Before she had left, Elsie Johnson had told her nervously that there had been a good deal of commotion next door during the previous evening, raised voices, doors slamming, that kind of thing; but today all was peace and silence.

Debra had brought some work with her to help pass the time... not office work.

The previous summer she had accidentally become involved with a semi-private, semicouncil-sponsored scheme which had involved individuals giving some of their spare time to young teenagers whom the council had in care.

It had been through a friend of a friend that Debra had originally heard of the organisation, and now she was a very committed member of the group, giving up a couple of evenings a month plus odd days at weekends to spend at the home.

The object of the exercise was to provide the teenager with someone with whom they could hopefully form a bond on a one-to-one basis, someone who, while not being their parents or having any authority over them, could help them with their problems in an adult way.

Debra was still in touch with the fourteen-year-old Amy, who was now back with her mother, and she was presently trying to form a bond with Karen, who had been taken into care having been abused by her stepfather, a withdrawn and obviously desperately unhappy girl. It made Debra’s heart ache with compassion and sadness to see the look of despair and misery in her eyes.

If and when she ever managed to break through Karen’s isolation, she hoped that she could do as she had done with Amy—take Karen out for small treats and help her to re-establish herself and to feel less institutionalised.

Now Debra was making a list of the problems she confronted in trying to make contact with Karen, and opposite these problems she was writing down the solutions she might find to them.

It wasn’t easy; she found working with the teenagers emotionally and mentally draining, but the counselling and courses that all members of the group took had helped her to understand the children’s problems and how best she could help them.

It was seven o’clock before she saw any sign of movement from next door.

She almost missed hearing the car pull up outside, and in fact she suspected that she would have done if she hadn’t happened to be on her way downstairs at the time.

She frowned a little.

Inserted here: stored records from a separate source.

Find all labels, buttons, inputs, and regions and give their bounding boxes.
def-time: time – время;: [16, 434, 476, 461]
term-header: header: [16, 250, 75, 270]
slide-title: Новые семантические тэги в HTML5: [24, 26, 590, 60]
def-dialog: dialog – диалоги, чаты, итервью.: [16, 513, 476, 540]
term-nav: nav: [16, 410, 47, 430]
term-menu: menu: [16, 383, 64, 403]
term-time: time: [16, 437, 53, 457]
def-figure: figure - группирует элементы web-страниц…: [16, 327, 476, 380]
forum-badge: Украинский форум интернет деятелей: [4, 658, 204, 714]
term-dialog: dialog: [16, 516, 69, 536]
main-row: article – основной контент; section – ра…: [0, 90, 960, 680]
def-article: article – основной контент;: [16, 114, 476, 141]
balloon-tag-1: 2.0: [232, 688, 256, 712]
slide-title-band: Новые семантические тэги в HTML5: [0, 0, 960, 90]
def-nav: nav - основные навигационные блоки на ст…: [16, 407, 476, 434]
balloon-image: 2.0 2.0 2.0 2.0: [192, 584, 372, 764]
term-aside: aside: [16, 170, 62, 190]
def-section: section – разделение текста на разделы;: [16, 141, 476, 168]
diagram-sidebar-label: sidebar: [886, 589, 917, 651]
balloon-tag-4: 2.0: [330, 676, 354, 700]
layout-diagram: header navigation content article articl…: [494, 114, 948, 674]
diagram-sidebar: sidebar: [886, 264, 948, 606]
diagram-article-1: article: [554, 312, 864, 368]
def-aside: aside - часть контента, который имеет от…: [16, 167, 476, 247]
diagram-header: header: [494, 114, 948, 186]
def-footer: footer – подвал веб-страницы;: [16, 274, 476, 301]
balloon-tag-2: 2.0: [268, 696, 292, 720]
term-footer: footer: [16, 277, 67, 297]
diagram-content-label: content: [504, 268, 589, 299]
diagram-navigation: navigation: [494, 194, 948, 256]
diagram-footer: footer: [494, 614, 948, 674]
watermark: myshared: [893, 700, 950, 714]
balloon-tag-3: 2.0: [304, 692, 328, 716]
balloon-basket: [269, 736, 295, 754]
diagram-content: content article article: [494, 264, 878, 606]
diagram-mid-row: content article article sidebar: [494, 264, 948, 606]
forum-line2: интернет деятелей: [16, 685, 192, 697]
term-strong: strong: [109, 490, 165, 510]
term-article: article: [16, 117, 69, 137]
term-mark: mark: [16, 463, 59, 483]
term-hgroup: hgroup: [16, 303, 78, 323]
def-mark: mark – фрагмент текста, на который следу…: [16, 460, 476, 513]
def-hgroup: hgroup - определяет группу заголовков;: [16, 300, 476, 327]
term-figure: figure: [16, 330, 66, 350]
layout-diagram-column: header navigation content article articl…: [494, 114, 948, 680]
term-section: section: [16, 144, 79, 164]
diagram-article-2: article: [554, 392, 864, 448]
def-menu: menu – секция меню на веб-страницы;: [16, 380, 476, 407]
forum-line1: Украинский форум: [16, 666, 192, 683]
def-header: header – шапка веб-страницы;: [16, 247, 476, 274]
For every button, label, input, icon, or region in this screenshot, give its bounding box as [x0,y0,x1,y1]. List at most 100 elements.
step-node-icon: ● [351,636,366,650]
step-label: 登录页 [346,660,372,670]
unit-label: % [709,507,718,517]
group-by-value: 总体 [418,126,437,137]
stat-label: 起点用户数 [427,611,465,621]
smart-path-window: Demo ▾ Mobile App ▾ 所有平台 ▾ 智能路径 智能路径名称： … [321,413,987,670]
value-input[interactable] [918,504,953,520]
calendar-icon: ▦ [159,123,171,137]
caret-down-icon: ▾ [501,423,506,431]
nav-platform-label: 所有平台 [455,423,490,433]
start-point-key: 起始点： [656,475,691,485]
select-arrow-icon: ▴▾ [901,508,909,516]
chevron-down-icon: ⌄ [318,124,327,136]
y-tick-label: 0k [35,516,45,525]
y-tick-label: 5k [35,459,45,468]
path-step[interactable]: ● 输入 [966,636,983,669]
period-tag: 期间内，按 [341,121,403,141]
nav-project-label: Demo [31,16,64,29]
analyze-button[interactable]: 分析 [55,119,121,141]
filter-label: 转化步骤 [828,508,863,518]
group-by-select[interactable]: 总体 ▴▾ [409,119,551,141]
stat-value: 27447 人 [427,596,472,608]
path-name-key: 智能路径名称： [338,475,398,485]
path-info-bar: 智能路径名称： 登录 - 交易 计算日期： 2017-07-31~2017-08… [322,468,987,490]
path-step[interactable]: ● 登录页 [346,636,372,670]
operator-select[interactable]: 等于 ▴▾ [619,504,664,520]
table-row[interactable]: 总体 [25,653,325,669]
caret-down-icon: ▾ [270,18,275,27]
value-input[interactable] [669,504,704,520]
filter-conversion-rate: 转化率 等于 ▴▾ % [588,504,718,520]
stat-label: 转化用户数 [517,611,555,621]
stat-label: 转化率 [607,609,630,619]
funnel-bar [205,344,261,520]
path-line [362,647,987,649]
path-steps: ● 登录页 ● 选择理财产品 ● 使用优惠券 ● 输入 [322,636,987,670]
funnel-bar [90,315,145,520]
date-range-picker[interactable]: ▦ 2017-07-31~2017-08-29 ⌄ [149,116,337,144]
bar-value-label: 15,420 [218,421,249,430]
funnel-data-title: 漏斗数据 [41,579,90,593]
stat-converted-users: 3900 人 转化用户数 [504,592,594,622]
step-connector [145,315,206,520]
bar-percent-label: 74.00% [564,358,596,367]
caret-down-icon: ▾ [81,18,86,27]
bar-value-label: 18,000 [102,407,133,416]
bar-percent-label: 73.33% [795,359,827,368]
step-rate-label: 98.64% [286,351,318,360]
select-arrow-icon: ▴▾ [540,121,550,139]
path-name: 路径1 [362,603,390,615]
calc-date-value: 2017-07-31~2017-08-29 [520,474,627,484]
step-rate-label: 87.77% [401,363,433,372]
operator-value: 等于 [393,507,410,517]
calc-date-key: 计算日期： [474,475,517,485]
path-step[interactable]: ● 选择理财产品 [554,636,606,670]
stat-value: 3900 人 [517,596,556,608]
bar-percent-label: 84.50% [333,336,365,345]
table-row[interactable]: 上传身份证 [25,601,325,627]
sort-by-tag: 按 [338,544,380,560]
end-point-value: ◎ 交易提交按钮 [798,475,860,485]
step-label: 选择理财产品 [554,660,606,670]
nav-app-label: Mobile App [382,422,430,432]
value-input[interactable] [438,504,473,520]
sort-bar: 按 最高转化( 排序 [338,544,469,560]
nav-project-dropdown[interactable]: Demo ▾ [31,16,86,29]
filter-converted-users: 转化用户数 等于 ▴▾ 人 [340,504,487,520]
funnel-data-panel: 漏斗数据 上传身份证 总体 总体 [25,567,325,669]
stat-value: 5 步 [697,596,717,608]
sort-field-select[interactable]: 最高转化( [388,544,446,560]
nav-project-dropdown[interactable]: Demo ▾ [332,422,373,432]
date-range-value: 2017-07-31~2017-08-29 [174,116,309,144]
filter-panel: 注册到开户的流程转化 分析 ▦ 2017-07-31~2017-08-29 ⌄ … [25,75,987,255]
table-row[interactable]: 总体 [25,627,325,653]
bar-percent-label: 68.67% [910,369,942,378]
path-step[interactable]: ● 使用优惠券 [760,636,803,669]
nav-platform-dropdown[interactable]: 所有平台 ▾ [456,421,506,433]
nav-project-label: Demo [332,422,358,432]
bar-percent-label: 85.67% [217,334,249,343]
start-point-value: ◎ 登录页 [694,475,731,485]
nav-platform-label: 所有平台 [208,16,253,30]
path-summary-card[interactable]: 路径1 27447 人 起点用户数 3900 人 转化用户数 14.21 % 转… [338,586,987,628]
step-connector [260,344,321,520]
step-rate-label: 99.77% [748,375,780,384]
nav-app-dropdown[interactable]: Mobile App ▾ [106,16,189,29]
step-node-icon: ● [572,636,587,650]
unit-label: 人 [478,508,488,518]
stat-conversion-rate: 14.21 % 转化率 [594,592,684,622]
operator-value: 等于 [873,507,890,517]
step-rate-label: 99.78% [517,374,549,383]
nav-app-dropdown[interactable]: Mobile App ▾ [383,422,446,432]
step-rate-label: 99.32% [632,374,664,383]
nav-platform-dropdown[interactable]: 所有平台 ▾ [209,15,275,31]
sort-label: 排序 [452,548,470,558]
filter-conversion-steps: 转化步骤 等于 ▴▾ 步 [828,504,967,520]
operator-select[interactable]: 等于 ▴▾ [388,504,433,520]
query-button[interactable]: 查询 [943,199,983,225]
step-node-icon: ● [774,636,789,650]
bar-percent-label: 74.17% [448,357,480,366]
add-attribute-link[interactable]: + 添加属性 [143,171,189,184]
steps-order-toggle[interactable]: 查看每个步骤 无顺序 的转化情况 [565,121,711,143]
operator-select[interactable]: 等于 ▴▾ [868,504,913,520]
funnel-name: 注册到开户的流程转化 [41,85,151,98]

The small compact Volvo was not somehow or other the kind of car she had expected the man to drive.

The net curtains hanging at the landing window obscured her vision of him and she had to flick them back a little as well as switching on the cassette which Leigh had impressed upon her she was to have with her at all times.

The man emerging from the car was tall and dark-haired. Before opening the garden gate he paused, glancing down the road, so that Debra had an unobscured view of his face.

A tiny shock of sensation curled through her, an immediate and disturbing physical response to him that made her check and tense.

He was frowning slightly and looked rather more formidable than she had imagined. He looked like a man used to being in control of himself and others. Warily Debra watched him. She had expected him to look different, less powerful, less compelling. She had assumed that he would have about him an air of weakness and self-indulgence, which this man most assuredly did not.

Before walking up the path he paused and then looked up at Elsie Johnson’s house. Immediately Debra tensed. He couldn’t possibly have seen her watching him, could he?